What I Learned About Building Apps - feint
http://feint.me/articles/5-important-things-i-learned-about-building-apps

======
dpcan
I found that, FOR ME, the most commonly requested feature only affects my
lowest common denominator of users.

It seems that the most requested feature on my primary app is a very "social"
feature, meaning only the most "social" people were requesting it.

A competitor came out that STARTED with the social feature and it appears that
very few people use it.

Not that the feature is off the table, but I didn't let users determine what
goes to the top of the list. I've learned which features create more
customers, and I'm sticking with that for now.

------
nhangen
What I learned in building my app was how many different ways people used my
app. I found that once I asked why they wanted certain features and learned a
bit about their usage behavior, I could more clearly ascertain whether this
was a smart idea or an aberration.

------
zzzmarcus
An interesting counter-example is Goodreads.com. The number of features on the
site is amazing, and consistently growing.

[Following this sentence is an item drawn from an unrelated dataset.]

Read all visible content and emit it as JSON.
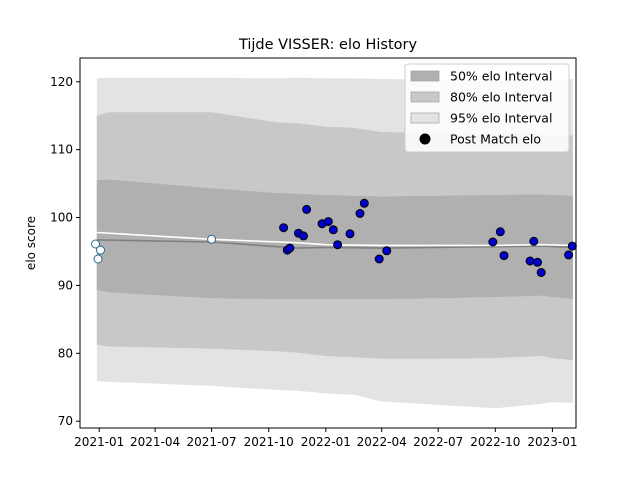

At a first glance it seems to be a fairly basic site for book reviews, but the
deeper you dig you find a full fledged used-book exchange, quizzes, lists,
comparison shopping, profiles, trivia, quotes, videos, short stories, etc.

I'm not sure how they manage to keep it all under control or how they decide
which features will be useful, but they do a great job with keeping users
engaged in multiple activities on the site, no feature seems neglected or
empty.